There’s a thought-provoking article in today’s edition of the Chicago Tribune. The piece surveys African Americans on whether the nation is really ready to look past race in the presidential election. About Barack Obama, one person remarks, “He speaks a language that white people can understand and comes across as not frightening.” On the other hand, according to the reporter, “[s]ome blacks say acceptance of Obama on those terms shows just how little progress has been made on race.”
I’d be most curious to hear your response to a couple of quotes toward the end of the article. The first comes from Princeton University professor and African American commentator Melissa Harris Lacewell:
“If you listen to Don Imus and Michael Richards and the discourse in parts of white America around those comments, not only are we not ready for a black president, old-fashioned racism is back.”

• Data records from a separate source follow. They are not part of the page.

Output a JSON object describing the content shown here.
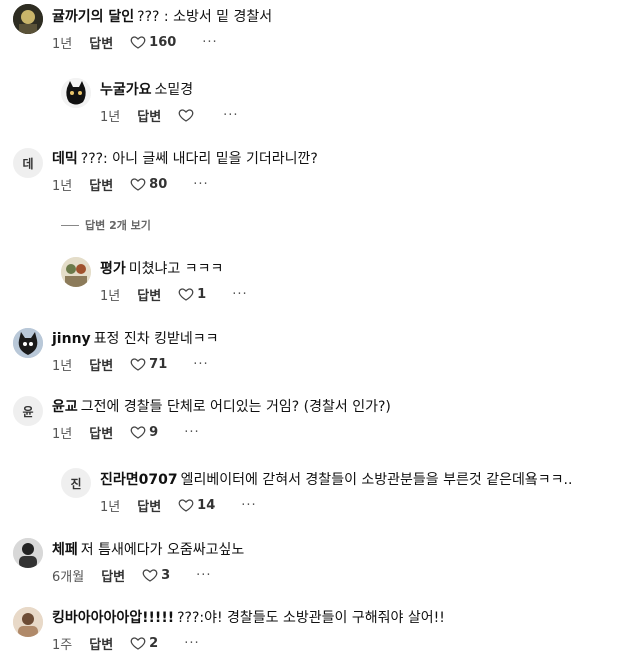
{
  "comments": [
    {
      "user": "귤까기의 달인",
      "text": "??? : 소방서 밑 경찰서",
      "time": "1년",
      "reply": "답변",
      "likes": "160",
      "more": "···"
    },
    {
      "user": "누굴가요",
      "text": "소밑경",
      "time": "1년",
      "reply": "답변",
      "likes": "",
      "more": "···"
    },
    {
      "user": "데믹",
      "text": "???: 아니 글쎄 내다리 밑을 기더라니깐?",
      "time": "1년",
      "reply": "답변",
      "likes": "80",
      "more": "···",
      "avatar_text": "데"
    },
    {
      "user": "평가",
      "text": "미쳤냐고 ㅋㅋㅋ",
      "time": "1년",
      "reply": "답변",
      "likes": "1",
      "more": "···"
    },
    {
      "user": "jinny",
      "text": "표정 진차 킹받네ㅋㅋ",
      "time": "1년",
      "reply": "답변",
      "likes": "71",
      "more": "···"
    },
    {
      "user": "윤교",
      "text": "그전에 경찰들 단체로 어디있는 거임? (경찰서 인가?)",
      "time": "1년",
      "reply": "답변",
      "likes": "9",
      "more": "···",
      "avatar_text": "윤"
    },
    {
      "user": "진라면0707",
      "text": "엘리베이터에 갇혀서 경찰들이 소방관분들을 부른것 같은데욬ㅋㅋ..",
      "time": "1년",
      "reply": "답변",
      "likes": "14",
      "more": "···",
      "avatar_text": "진"
    },
    {
      "user": "체페",
      "text": "저 틈새에다가 오줌싸고싶노",
      "time": "6개월",
      "reply": "답변",
      "likes": "3",
      "more": "···"
    },
    {
      "user": "킹바아아아아압!!!!!",
      "text": "???:야! 경찰들도 소방관들이 구해줘야 살어!!",
      "time": "1주",
      "reply": "답변",
      "likes": "2",
      "more": "···"
    }
  ],
  "view_replies": "답변 2개 보기",
  "colors": {
    "background": "#ffffff",
    "text": "#111111",
    "meta": "#555555",
    "avatar_bg": "#efefef"
  }
}
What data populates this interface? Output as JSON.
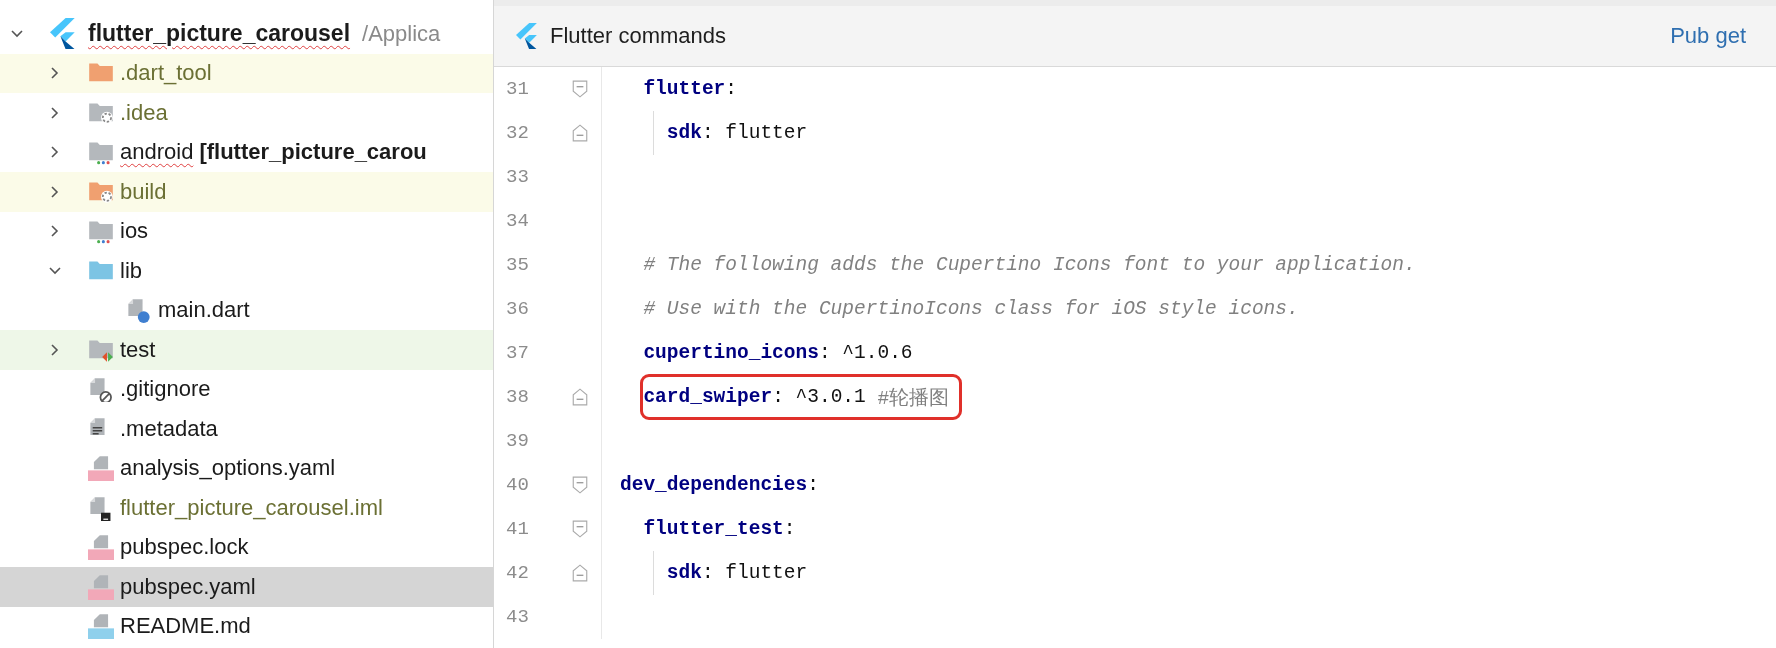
{
  "project_tree": {
    "root": {
      "name": "flutter_picture_carousel",
      "path": "/Applica",
      "expanded": true,
      "misspelled": true,
      "children": [
        {
          "name": ".dart_tool",
          "kind": "folder-orange",
          "expanded": false,
          "ignored": true,
          "excluded": true,
          "selected": false
        },
        {
          "name": ".idea",
          "kind": "folder-settings",
          "expanded": false,
          "ignored": true,
          "selected": false
        },
        {
          "name": "android",
          "suffix": "[flutter_picture_carou",
          "kind": "folder-module",
          "expanded": false,
          "misspelled": true,
          "selected": false
        },
        {
          "name": "build",
          "kind": "folder-orange-settings",
          "expanded": false,
          "ignored": true,
          "excluded": true,
          "selected": false
        },
        {
          "name": "ios",
          "kind": "folder-module",
          "expanded": false,
          "selected": false
        },
        {
          "name": "lib",
          "kind": "folder-blue",
          "expanded": true,
          "selected": false,
          "children": [
            {
              "name": "main.dart",
              "kind": "dart",
              "selected": false
            }
          ]
        },
        {
          "name": "test",
          "kind": "folder-test",
          "expanded": false,
          "test_source": true,
          "selected": false
        },
        {
          "name": ".gitignore",
          "kind": "ignore",
          "selected": false
        },
        {
          "name": ".metadata",
          "kind": "text",
          "selected": false
        },
        {
          "name": "analysis_options.yaml",
          "kind": "yaml",
          "selected": false
        },
        {
          "name": "flutter_picture_carousel.iml",
          "kind": "iml",
          "ignored": true,
          "selected": false
        },
        {
          "name": "pubspec.lock",
          "kind": "yaml",
          "selected": false
        },
        {
          "name": "pubspec.yaml",
          "kind": "yaml",
          "selected": true
        },
        {
          "name": "README.md",
          "kind": "md",
          "selected": false
        }
      ]
    }
  },
  "editor": {
    "banner": {
      "title": "Flutter commands",
      "action": "Pub get"
    },
    "lines": [
      {
        "children": [
          {
            "number": "31",
            "fold_start": true,
            "code": [
              {
                "kind": "key",
                "text": "flutter"
              },
              {
                "kind": "plain",
                "text": ":"
              }
            ],
            "children": [
              {
                "number": "32",
                "fold_end": true,
                "code": [
                  {
                    "kind": "key",
                    "text": "sdk"
                  },
                  {
                    "kind": "plain",
                    "text": ": flutter"
                  }
                ]
              }
            ]
          },
          {
            "number": "33"
          },
          {
            "number": "34"
          },
          {
            "number": "35",
            "code": [
              {
                "kind": "comment",
                "text": "# The following adds the Cupertino Icons font to your application."
              }
            ]
          },
          {
            "number": "36",
            "code": [
              {
                "kind": "comment",
                "text": "# Use with the CupertinoIcons class for iOS style icons."
              }
            ]
          },
          {
            "number": "37",
            "code": [
              {
                "kind": "key",
                "text": "cupertino_icons"
              },
              {
                "kind": "plain",
                "text": ": ^1.0.6"
              }
            ]
          },
          {
            "number": "38",
            "fold_end": true,
            "highlighted": true,
            "code": [
              {
                "kind": "key",
                "text": "card_swiper"
              },
              {
                "kind": "plain",
                "text": ": ^3.0.1 "
              },
              {
                "kind": "comment-plain",
                "text": "#轮播图"
              }
            ]
          },
          {
            "number": "39"
          }
        ]
      },
      {
        "number": "40",
        "fold_start": true,
        "code": [
          {
            "kind": "key",
            "text": "dev_dependencies"
          },
          {
            "kind": "plain",
            "text": ":"
          }
        ],
        "children": [
          {
            "number": "41",
            "fold_start": true,
            "code": [
              {
                "kind": "key",
                "text": "flutter_test"
              },
              {
                "kind": "plain",
                "text": ":"
              }
            ],
            "children": [
              {
                "number": "42",
                "fold_end": true,
                "code": [
                  {
                    "kind": "key",
                    "text": "sdk"
                  },
                  {
                    "kind": "plain",
                    "text": ": flutter"
                  }
                ]
              }
            ]
          }
        ]
      },
      {
        "number": "43"
      }
    ]
  }
}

The second is from Alondra Jones, a senior at Howard University:
“In 2007 we are far more progressive on race than we were in 1967. But we are not at the point now where the whole of America will allow a black man to win the presidency. Maybe in another 25 or 26 years. I’m hopeful.”
So, like Harris Lacewell, do you detect a “hard-line racism” simmering just below the surface in our nation today? And, as Jones suggests, is waiting “25 or 26 years” for the whole of America to warm to the idea of electing a black president something to be hopeful about?